Aksi-aksi menuntut hak dan menyampaikan aspirasi melalui demontrasi tidak
jarang berakhir bentrokan dan aksi anarkis. Mahasiswa-mahasiswa hari ini
lebih suka anarkis dan tawuran daripada cara-cara dialogis yang damai untuk
menyelesaikan persoalan-persoalan yang terjadi baik dilingkungan kampus maupun
persolan pemerintahan, sehingga hampir semua stasiun televisi memberitakan
berita tawuran, demontrasi yang anarkis, dan pembunuhan. Fenomena kekerasan
sudah menjadi menu sajian berita empuk yang kita tonton di pagi hari sambil
sedikit menyeruput kopi hangat, kita sudah tidak lagi alergi, phobi, dan merasa
mengerikan bila mendengar kasus kekerasan dan tawuran yang terjadi.
Dalam kasus
sengketa tanah, persidangan, penerimaan jatah makan, atau pembelian tiket tidak
jarang kita menemukan kekerasan dan tawuran antar massa, bahkan berlarut-larut
sehingga menjadi dendam yang terus membara apabila disulut oleh persolan kecil
akan meluluh lantakkan semua yang ada. Dalam pelaksanaan pilkada tidak jarang
kita melihat dan mendengar kasus-kasus kekerasan yang dilakukan oleh sebagian
pendukung calon tertentu yang menyebabkan tawuran, merusak dan membakar
pasilitas umum, dan merugikan semua orang. Di lingkungan mahasiswa dalam setiap
aksi demontrasi kekerasan dan anarkisme sudah menjadi cara yang paling ampuh
untuk menyelesaikan persoalan-persoalan yang ada sehingga banyak sekali
kasus-kasus pembakaran mobil dinas, perusakan pagar gedung, penyanderaan, dan
berbagai kasus kekerasan lainnya. Bukan itu saja, perbedaan klasik seperti
masalah keyakinan tidak luput dari pembakaran tempat-tempat ibadah, membakar
hak milik warga dan menelantarkan anak dan keluarganya.
Ibu pertiwi
bersedih dan berlinang air mata melihat itu semua, merasa menyesal
melahirkannya menjadi generasi-generasi yang anarkis, suka tawuran dan
beringas. Apakah ini karakter kita atau kita telah berubah menjadi bangsa yang
beringas?. Dimanakah karakter keindonesiaan kita?, yan g menjunjung tinggi
toleransi, menghargai perbedaan, ramah, suka menolong sesame dan
bergotong royong, menjunjung sportivitas, apakah lenyap oleh kepentingan sesaat
kita?. Inilah yang harus kita intropeksi bersama.
Pembangunan
karakter menjadi topic hangat dalam kegiatan-kegiatan seminar baik di bidang
pendidikan, politik, maupun ekonomi. Karakter ke indonesiaan kita sebagai
bangsa yang berbudaya, telah hilang tergerus oleh zaman individualistic dan
materialisme. Bangsa ini tidak lagi menjadi bangsa pejuang, kerja keras penuh
semangat, suka damai, bergotong royong dan toleransi yang tinggi,
namun berubah menjadi bangsa pemalas, pengecut, suka kekerasan dan
tawuran, pemarah dan beringas. Karenanya pembangunan karakter keindonesiaan
sangat penting dan mendesak untuk menghadapi tantangan yang terus berubah
sehingga menjadi bangsa yang berbudaya kuat dan unggul dalam competisi global.
Karachter
building yang menjadi issu sentral dunia pendidikan kita harus didukung oleh
semua elemen bangsa, terutama keluarga yang membentuk kepribadian anak.

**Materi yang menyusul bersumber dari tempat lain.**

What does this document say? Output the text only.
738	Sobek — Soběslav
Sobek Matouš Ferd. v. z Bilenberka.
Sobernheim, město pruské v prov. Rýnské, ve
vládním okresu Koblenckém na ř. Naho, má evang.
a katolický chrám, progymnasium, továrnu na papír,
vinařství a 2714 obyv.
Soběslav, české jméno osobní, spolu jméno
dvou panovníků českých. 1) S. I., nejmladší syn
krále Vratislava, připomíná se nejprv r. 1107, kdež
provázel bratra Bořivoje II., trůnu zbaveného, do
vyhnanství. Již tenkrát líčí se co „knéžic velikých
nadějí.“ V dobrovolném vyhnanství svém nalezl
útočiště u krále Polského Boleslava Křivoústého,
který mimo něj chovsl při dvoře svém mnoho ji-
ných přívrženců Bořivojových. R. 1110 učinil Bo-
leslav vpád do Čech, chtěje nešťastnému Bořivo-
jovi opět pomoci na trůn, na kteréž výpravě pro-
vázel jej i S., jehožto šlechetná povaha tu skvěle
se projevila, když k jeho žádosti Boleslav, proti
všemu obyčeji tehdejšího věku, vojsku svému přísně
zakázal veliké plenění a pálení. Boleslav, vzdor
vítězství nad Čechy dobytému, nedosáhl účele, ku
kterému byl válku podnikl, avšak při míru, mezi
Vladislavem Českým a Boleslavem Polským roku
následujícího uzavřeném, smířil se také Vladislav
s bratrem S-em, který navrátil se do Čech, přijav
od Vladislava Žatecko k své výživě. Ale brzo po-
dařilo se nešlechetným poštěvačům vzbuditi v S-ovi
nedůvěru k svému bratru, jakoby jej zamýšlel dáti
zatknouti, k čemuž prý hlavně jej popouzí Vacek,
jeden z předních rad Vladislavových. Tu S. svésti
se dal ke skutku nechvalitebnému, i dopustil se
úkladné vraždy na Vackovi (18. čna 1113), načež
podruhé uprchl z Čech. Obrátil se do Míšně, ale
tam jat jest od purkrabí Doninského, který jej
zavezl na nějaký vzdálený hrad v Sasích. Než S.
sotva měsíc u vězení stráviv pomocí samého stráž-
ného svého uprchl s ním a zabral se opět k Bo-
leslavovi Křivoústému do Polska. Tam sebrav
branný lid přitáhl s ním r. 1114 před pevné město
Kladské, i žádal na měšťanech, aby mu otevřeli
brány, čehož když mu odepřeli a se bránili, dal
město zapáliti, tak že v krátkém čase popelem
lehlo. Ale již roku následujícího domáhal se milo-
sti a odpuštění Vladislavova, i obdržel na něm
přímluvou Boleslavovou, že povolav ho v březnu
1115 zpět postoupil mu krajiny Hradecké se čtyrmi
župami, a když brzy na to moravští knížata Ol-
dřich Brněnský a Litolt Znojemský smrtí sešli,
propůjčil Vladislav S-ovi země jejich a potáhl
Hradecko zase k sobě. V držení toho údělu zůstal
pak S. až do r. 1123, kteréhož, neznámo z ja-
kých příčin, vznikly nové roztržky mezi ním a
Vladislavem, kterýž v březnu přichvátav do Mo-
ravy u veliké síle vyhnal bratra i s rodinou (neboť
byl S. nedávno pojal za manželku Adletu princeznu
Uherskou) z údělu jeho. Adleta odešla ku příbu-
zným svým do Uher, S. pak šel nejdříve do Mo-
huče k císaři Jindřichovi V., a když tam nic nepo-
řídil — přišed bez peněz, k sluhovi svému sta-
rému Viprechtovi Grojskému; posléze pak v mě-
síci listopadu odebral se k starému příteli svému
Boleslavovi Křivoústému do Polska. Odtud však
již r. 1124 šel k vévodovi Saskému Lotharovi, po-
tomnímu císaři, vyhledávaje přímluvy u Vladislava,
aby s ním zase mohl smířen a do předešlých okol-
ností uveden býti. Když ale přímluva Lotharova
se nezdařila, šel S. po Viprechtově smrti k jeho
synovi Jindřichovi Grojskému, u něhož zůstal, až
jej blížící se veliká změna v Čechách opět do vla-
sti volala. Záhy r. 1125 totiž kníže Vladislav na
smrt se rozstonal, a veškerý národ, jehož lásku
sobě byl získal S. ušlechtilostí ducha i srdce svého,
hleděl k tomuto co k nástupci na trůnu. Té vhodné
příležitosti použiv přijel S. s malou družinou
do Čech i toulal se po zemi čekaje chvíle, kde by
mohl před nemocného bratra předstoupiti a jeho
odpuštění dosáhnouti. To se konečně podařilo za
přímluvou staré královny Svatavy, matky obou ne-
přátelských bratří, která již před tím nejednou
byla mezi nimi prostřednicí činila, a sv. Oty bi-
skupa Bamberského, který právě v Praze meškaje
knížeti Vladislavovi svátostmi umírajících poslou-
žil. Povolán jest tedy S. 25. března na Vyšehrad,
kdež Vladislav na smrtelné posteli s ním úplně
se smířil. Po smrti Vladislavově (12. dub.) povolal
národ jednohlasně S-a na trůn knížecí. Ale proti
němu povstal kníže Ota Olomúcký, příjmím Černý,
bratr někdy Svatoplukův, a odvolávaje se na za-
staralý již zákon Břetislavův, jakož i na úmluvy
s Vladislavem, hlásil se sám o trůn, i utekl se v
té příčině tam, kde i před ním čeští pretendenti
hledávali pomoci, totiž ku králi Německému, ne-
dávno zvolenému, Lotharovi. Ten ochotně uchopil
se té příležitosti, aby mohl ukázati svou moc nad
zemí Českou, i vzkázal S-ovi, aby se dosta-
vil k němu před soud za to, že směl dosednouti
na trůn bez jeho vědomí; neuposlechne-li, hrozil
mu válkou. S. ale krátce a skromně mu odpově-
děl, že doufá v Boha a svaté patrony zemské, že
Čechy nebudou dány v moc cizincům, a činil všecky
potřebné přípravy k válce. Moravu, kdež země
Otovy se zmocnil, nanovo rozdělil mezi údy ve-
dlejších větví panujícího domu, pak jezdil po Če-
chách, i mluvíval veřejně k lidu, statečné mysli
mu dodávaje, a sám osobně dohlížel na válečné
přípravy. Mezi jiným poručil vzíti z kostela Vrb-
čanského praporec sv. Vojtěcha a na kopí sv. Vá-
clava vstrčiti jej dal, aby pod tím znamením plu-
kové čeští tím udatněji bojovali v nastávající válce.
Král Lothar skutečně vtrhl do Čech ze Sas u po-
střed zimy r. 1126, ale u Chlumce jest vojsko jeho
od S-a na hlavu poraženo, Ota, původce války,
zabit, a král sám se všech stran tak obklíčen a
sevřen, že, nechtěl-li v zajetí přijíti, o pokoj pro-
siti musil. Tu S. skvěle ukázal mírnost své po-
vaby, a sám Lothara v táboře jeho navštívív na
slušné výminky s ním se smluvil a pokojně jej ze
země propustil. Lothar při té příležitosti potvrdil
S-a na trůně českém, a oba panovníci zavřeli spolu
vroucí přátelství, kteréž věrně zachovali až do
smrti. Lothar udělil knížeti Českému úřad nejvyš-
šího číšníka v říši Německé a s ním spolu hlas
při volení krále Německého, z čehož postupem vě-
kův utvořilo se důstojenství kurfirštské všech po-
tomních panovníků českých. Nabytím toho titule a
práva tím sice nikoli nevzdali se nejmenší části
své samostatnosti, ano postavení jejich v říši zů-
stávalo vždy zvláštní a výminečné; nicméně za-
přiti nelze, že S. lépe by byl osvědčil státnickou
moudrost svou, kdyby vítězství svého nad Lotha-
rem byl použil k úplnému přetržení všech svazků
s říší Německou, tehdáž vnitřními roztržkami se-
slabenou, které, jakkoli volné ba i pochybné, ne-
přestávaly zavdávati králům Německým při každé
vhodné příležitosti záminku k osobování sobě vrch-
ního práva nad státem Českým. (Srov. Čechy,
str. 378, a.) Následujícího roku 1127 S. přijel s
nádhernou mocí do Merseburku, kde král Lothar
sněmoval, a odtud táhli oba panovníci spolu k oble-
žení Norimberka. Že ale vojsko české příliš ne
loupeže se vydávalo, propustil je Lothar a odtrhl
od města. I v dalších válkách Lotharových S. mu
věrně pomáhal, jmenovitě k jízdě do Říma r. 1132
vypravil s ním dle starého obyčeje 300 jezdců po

Mewujudkan carachter manusia pancasilais yang menjunjung sporitivitas,
menghargai perbedaan, suka menolong dan saling memaafkan adalah carakter bangsa
yang dimpikan, sehingga tidak ada lagi kasus kekerasan dan kerusuhan
terjadi. Semoga tulisan sederhana ini dapat menjadi intropeksi bersama dan
menjadi saran untuk Indonesia yang lebih baik.